Empezar el día

Hay días que se llevan fáciles. Te despertás con energía, no hay tráfico en la calle, el tinto de la oficina está particularmente bueno, te cancelan una reunión innecesaria, te encontrás plata en un bolsillo, le encontrás ritmo al libro de Roberto Arlt.
También hay viernes que pintan maravillosos hasta que te das cuenta, a eso de las 10:00 de la mañana, de que es miércoles.
Pero a otros les gusta complicarse, sin importar el día, y desde temprano.
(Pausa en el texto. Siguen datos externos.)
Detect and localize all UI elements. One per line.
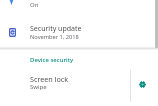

Manejo en esta ciudad de tráfico caótico y cuando insulto (porque lo hago, claro) lo hago sin bajar la ventanilla, un pensamiento en voz alta, más bien, mezcla de susto y asombro. Y es que transitar por la 80 es un reto a la paciencia.
Sé de choques múltiples a la hora en que, todavía, hay que circular con las luces encendidas. He visto gente gritarse, de un carro a otro, antes de que empiece el pico y placa. He sido testigo de motociclistas luchando contra buses a toda velocidad. Sé de gente presta para el insulto antes del alba. He oído pitazos madrugadores tan largos como un solo de guitarra de David Gilmour.
Siempre pienso en el resto de la jornada de esos fulanos. Ha de ser harto eso de madrugar a chocarse, a pelear con el mal parqueado, a encolerizarse con los demás. Debe ser agotador luchar para colarse en la fila de carros todos los días y arrastrar los insultos que eso conlleva, sabiendo que, de todas maneras, ya se tiene un lugar reservado en algún círculo del infierno.
“No me molesta una cantidad razonable de problemas”, le dice Sam Spade a Kasper Gutman, mientras intentan hacerse con el Halcón Maltés. Estoy de acuerdo, pero prefiero dejarlos para más tarde… y que sean cosas importantes.